I definitely would recommend holding off on proposing solutions, as soon as they have the basic background knowledge to understand it. Maps and territory, as you mentioned above, is also a good, foundational topic.
I think these, in general, are some of the most important topics to teach if you want people to start becoming rationalists. In terms of how to teach them, I would say that encouraging curiosity, and supporting a questioning mindset is fundamental. I also think that I learned most of the techniques of rationality in terms of the problem I was working on at the time. I'd read something on less wrong or in a book and see an immediate and specific application for the general technique that I'd just learned. If you're teaching people in a robotics club, I'd say that you shouldn't necessarily make a syllabus or anything like that, just wait until you see them working on something where a certain lesson in rationality might be applicable.
On a complete side note, in your introduction you mentioned that you'd used rationality to get a girlfriend. I'm actually planning to ask out a girl I know in the next day or two, and that caught my attention. I'm curious what you did, or how you went about doing that.
Thanks for the input, good suggestions on starting points. Particularly positive bias, I remember what it was but forgot how important it is.
What background knowledge do you think is necessary for holding off on proposing solutions? Everyone I've explained it to understood it without any problems. Though, I didn't bring cognitive biases into the explanation.
So about the girlfriend... A large part of the results came from just asking her out. Being in high school, I had a habit of "liking" someone for a long time, maybe telling her, but then never doing anything in particular about it. Rationality made me notice that that's pretty much guaranteed to result in nothing. So you're a good part of the way there.
With regards to asking someone out, I've found that unless the other person is already interested in you, starting the conversation with asking doesn't really work. When she's in a good mood (I normally measure this by laughing -- and I'm assuming you know the difference between "haha you're hilarious and awesome" laughing and "eww/awkward" laughing), she's more likely to say yes. Saying things in the wrong part of the conversation can cause awkwardness.
Also don't act particularly tense about it.

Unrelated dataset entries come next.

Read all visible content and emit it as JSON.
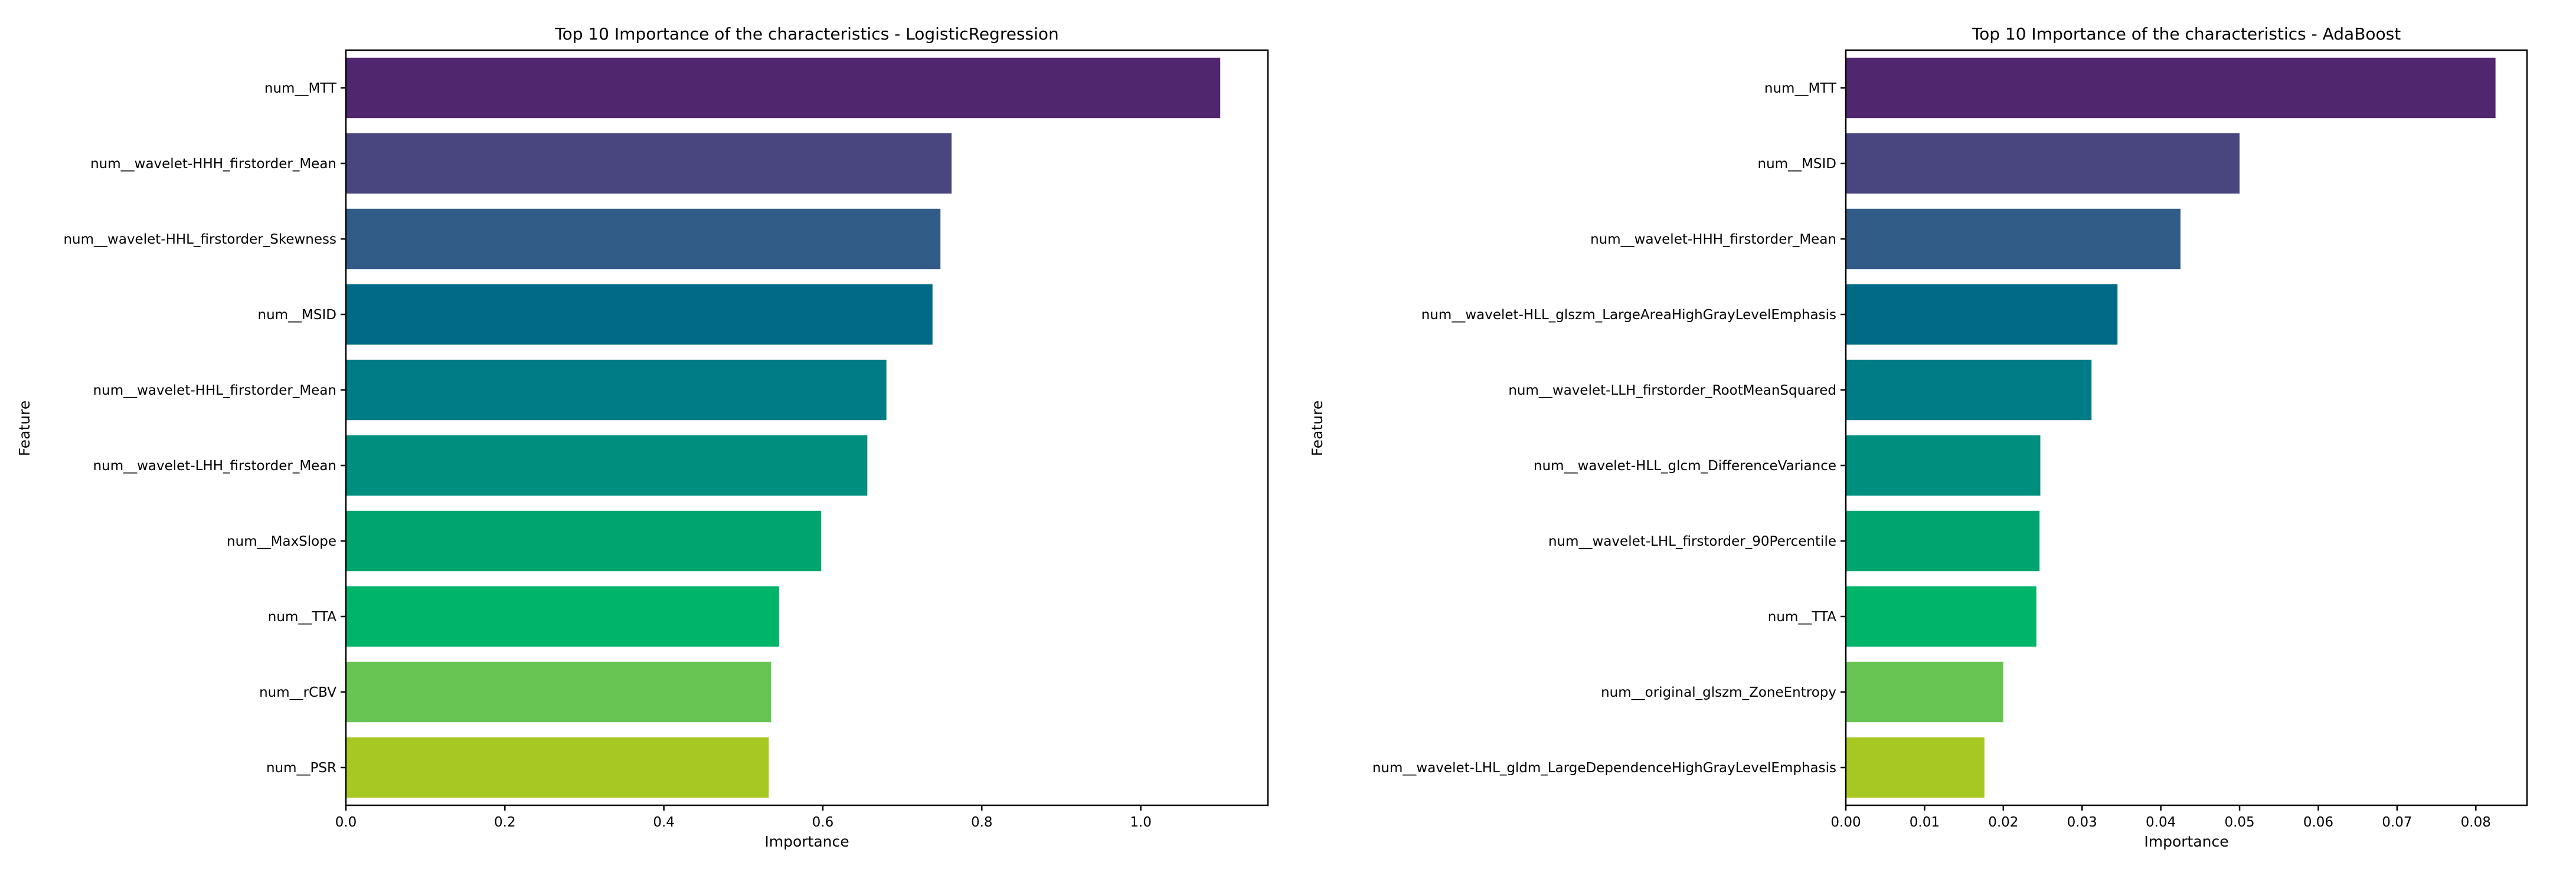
{
  "chart_data": [
    {
      "type": "bar",
      "orientation": "horizontal",
      "title": "Top 10 Importance of the characteristics - LogisticRegression",
      "xlabel": "Importance",
      "ylabel": "Feature",
      "categories": [
        "num__MTT",
        "num__wavelet-HHH_firstorder_Mean",
        "num__wavelet-HHL_firstorder_Skewness",
        "num__MSID",
        "num__wavelet-HHL_firstorder_Mean",
        "num__wavelet-LHH_firstorder_Mean",
        "num__MaxSlope",
        "num__TTA",
        "num__rCBV",
        "num__PSR"
      ],
      "values": [
        1.1,
        0.762,
        0.748,
        0.738,
        0.68,
        0.656,
        0.598,
        0.545,
        0.535,
        0.532
      ],
      "xlim": [
        0,
        1.16
      ],
      "xticks": [
        0.0,
        0.2,
        0.4,
        0.6,
        0.8,
        1.0
      ],
      "xtick_labels": [
        "0.0",
        "0.2",
        "0.4",
        "0.6",
        "0.8",
        "1.0"
      ],
      "grid": false,
      "colors": [
        "#50266e",
        "#49457f",
        "#325c88",
        "#006a87",
        "#007c86",
        "#008e7f",
        "#00a46f",
        "#00b56a",
        "#68c453",
        "#a7c823"
      ]
    },
    {
      "type": "bar",
      "orientation": "horizontal",
      "title": "Top 10 Importance of the characteristics - AdaBoost",
      "xlabel": "Importance",
      "ylabel": "Feature",
      "categories": [
        "num__MTT",
        "num__MSID",
        "num__wavelet-HHH_firstorder_Mean",
        "num__wavelet-HLL_glszm_LargeAreaHighGrayLevelEmphasis",
        "num__wavelet-LLH_firstorder_RootMeanSquared",
        "num__wavelet-HLL_glcm_DifferenceVariance",
        "num__wavelet-LHL_firstorder_90Percentile",
        "num__TTA",
        "num__original_glszm_ZoneEntropy",
        "num__wavelet-LHL_gldm_LargeDependenceHighGrayLevelEmphasis"
      ],
      "values": [
        0.0825,
        0.05,
        0.0425,
        0.0345,
        0.0312,
        0.0247,
        0.0246,
        0.0242,
        0.02,
        0.0176
      ],
      "xlim": [
        0,
        0.0865
      ],
      "xticks": [
        0.0,
        0.01,
        0.02,
        0.03,
        0.04,
        0.05,
        0.06,
        0.07,
        0.08
      ],
      "xtick_labels": [
        "0.00",
        "0.01",
        "0.02",
        "0.03",
        "0.04",
        "0.05",
        "0.06",
        "0.07",
        "0.08"
      ],
      "grid": false,
      "colors": [
        "#50266e",
        "#49457f",
        "#325c88",
        "#006a87",
        "#007c86",
        "#008e7f",
        "#00a46f",
        "#00b56a",
        "#68c453",
        "#a7c823"
      ]
    }
  ]
}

People on my robotics team seemed to understand holding off on proposing solutions pretty quickly. Like, to the point of universal agreement almost immediately. It might be because engineers are used to coming up with solutions based on problems.
They also agreed on testing (read: empirical verification of) the robot being important before it was brought up.

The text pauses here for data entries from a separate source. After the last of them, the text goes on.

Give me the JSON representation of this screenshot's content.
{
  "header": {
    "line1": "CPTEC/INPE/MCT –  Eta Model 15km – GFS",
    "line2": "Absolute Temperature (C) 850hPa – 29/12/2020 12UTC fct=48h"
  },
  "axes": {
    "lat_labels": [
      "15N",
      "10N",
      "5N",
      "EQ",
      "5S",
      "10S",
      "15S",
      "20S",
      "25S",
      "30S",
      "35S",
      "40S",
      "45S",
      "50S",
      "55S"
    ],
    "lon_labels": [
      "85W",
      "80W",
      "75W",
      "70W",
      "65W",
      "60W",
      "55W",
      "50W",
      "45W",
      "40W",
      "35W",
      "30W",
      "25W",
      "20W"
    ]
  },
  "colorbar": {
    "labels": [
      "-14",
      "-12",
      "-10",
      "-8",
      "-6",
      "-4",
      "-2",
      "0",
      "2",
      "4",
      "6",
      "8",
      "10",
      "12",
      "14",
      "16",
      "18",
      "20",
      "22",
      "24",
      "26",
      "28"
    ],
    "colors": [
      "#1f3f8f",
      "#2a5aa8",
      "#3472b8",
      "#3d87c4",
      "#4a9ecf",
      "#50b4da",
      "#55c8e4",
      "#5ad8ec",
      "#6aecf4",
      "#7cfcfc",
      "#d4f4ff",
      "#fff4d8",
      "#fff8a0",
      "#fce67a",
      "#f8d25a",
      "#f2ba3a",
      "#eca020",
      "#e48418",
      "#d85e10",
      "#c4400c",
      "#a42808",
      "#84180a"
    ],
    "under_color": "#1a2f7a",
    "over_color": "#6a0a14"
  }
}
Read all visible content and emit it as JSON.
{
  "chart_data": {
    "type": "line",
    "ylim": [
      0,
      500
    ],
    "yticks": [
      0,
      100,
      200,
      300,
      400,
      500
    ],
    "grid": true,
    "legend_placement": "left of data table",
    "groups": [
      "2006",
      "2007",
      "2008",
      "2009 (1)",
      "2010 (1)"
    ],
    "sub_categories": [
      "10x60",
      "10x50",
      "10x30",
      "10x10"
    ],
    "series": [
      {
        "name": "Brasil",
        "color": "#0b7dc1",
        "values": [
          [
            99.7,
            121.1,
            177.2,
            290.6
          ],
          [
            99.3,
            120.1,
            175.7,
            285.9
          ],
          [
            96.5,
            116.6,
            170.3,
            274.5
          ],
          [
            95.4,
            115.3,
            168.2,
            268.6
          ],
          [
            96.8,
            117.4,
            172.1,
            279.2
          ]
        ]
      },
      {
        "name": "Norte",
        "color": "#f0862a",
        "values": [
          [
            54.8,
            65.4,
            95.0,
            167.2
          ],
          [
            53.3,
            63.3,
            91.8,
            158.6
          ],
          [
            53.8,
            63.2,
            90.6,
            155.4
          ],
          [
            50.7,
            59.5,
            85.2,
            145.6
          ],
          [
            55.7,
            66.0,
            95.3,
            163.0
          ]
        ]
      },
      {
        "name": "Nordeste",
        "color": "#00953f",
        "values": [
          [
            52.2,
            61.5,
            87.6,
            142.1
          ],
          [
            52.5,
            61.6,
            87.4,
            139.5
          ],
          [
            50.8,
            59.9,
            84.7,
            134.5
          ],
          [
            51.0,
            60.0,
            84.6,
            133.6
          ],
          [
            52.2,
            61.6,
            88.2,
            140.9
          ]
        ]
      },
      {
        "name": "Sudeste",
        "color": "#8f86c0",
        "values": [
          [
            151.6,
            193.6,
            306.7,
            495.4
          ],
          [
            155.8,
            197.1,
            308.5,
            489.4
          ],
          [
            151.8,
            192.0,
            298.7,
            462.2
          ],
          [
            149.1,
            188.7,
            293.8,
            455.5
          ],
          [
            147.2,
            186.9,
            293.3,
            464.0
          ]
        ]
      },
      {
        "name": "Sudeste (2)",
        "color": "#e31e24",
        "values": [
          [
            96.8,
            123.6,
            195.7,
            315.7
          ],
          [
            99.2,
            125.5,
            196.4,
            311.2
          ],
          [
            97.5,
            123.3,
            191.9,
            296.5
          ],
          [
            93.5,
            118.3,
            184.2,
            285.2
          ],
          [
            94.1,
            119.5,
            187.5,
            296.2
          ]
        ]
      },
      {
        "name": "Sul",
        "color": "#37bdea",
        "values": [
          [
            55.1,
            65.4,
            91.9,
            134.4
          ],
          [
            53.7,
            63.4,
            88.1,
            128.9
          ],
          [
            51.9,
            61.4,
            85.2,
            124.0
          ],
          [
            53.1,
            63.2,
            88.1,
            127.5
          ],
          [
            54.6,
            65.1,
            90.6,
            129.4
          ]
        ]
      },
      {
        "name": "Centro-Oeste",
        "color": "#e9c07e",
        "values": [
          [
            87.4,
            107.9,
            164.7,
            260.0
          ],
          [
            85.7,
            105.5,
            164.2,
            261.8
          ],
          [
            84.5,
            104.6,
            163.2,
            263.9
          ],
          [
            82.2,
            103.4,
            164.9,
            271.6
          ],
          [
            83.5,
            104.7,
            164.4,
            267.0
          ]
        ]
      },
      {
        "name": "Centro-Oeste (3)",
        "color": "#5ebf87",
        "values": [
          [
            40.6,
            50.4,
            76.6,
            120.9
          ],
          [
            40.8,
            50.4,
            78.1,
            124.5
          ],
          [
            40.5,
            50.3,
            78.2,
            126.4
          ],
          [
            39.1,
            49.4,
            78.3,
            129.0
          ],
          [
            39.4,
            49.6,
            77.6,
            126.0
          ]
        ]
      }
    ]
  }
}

This post is going in discussion until I get it edited enough that I feel like its post-worthy, or if it does well.
Core Post:
Rationality has helped me do a lot of things (in the past year: being elected President of my robotics team, getting a girlfriend, writing good college apps (and getting into a bunch of good schools), etc.), and I feel sort of guilty for not helping other people use it.
I had made progress on a lot of those fronts before, but a bunch of things fell into place in a relatively short period of time after I started trying to optimize them. Some of my friends have easyish problems, but unsolicited risky counterintuitive advice is uncouth and unhelpful.

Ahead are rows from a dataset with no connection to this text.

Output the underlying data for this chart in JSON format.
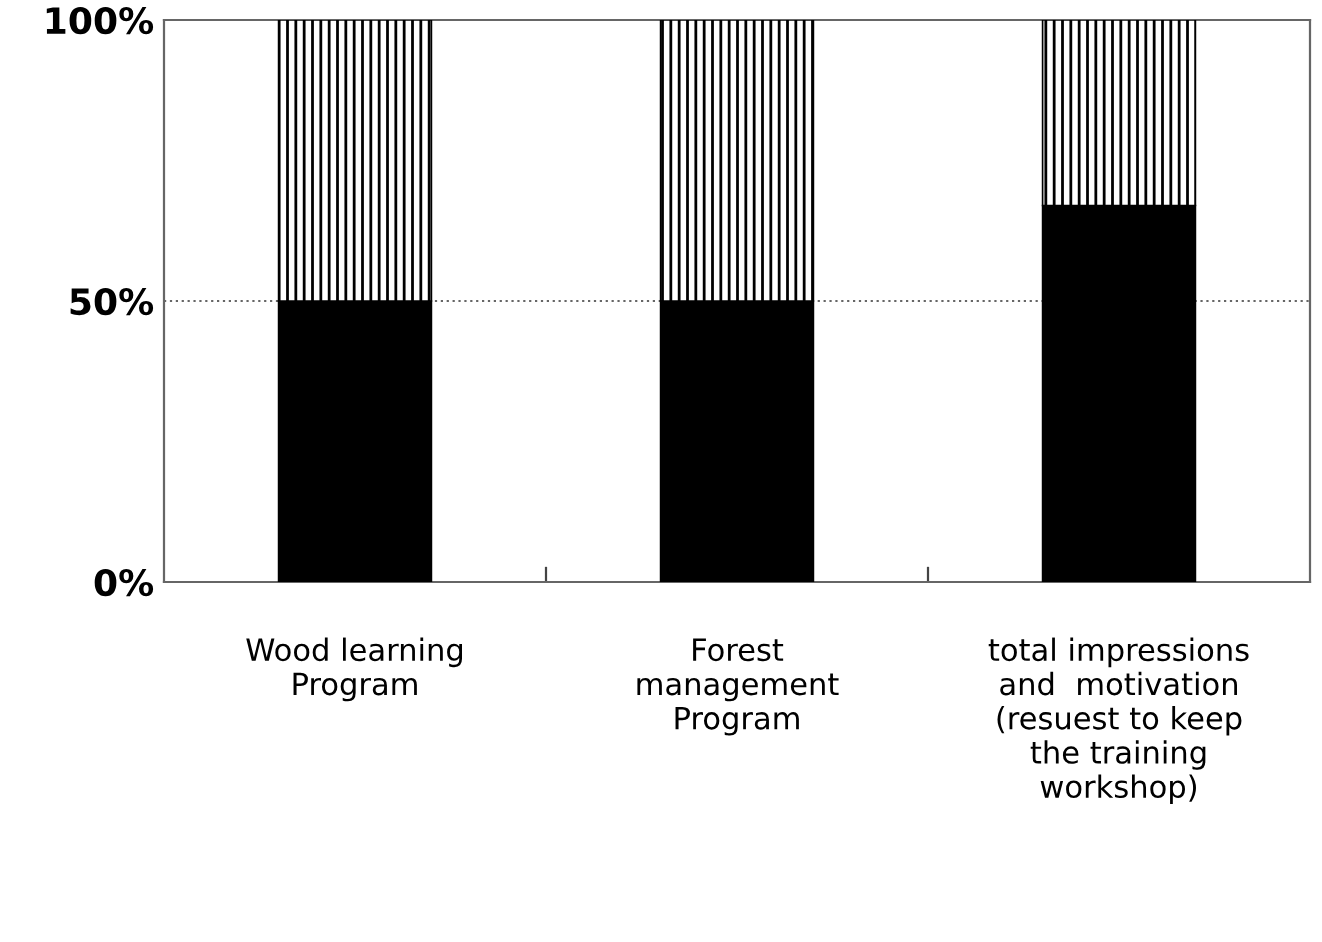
{
  "chart_data": {
    "type": "bar",
    "stacked": true,
    "categories": [
      "Wood learning\nProgram",
      "Forest\nmanagement\nProgram",
      "total impressions\nand  motivation\n(resuest to keep\nthe training\nworkshop)"
    ],
    "series": [
      {
        "color": "#000000",
        "values": [
          50,
          50,
          67
        ]
      },
      {
        "color": "#000000",
        "values": [
          50,
          50,
          33
        ]
      }
    ],
    "ylim": [
      0,
      100
    ],
    "yticks": [
      {
        "value": 0,
        "label": "0%"
      },
      {
        "value": 50,
        "label": "50%"
      },
      {
        "value": 100,
        "label": "100%"
      }
    ],
    "grid": "y",
    "line_style": "dotted"
  }
}
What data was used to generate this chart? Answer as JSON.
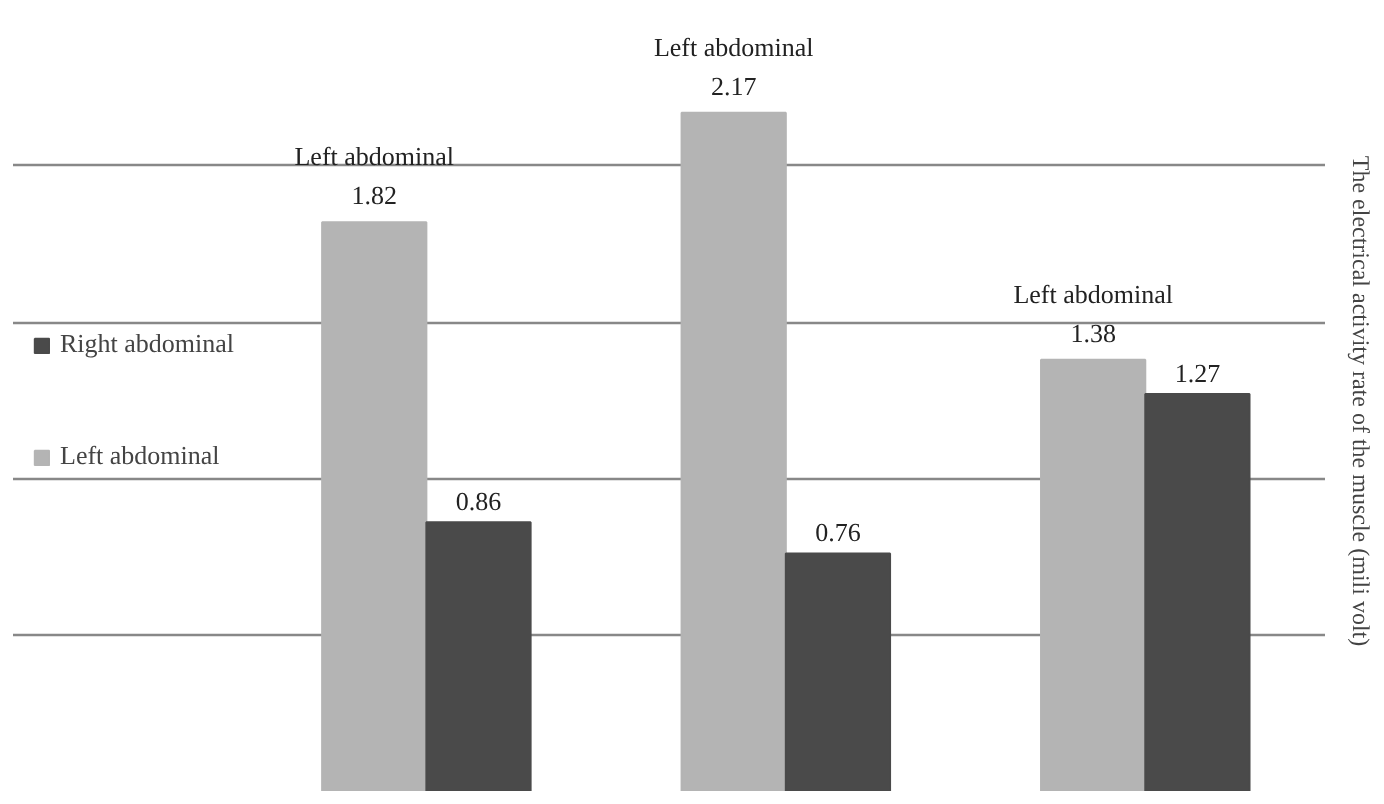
{
  "chart_data": {
    "type": "bar",
    "ylabel": "The electrical activity rate of the muscle (mili volt)",
    "categories": [
      null,
      null,
      null
    ],
    "series": [
      {
        "name": "Left abdominal",
        "color": "#b4b4b4",
        "values": [
          1.82,
          2.17,
          1.38
        ],
        "value_labels": [
          "Left abdominal\n1.82",
          "Left abdominal\n2.17",
          "Left abdominal\n1.38"
        ]
      },
      {
        "name": "Right abdominal",
        "color": "#4a4a4a",
        "values": [
          0.86,
          0.76,
          1.27
        ],
        "value_labels": [
          "0.86",
          "0.76",
          "1.27"
        ]
      }
    ],
    "grid": "y",
    "legend": "left",
    "tick_labels": false
  }
}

More pressingly, I want to pass on a lot of rationality knowledge to people I know before I graduate high school. Being in a fairly good Math/Science/Computer Science Magnet Program, I have access to a lot of smart, driven people who have a lot of flexibility in their lives and I think it would be a shame if there were things I could tell them that would make them do a lot better. On top of that, I want to pass on this knowledge within my robotics team so that they continue doing well.
Basically, I want to learn how to explain useful rationality concepts to other people in a non-annoying and effective way. As far as I can tell, many people want to do similar things, and find it difficult to do so.
I suspect that this topic is broad enough that it would be hard for a single person to tackle it in one post. So that people don't need to have enough information for an entire post (which, would be awesome by the way) before they talk about it, here's a thread to respond to.
I'd particularly like to encourage people who have successfully bridged inferential distances to reply with where people started and how the conversation went. Please. An example:
Would it be helpful to try and categorize where people are inferentially? Is it possible?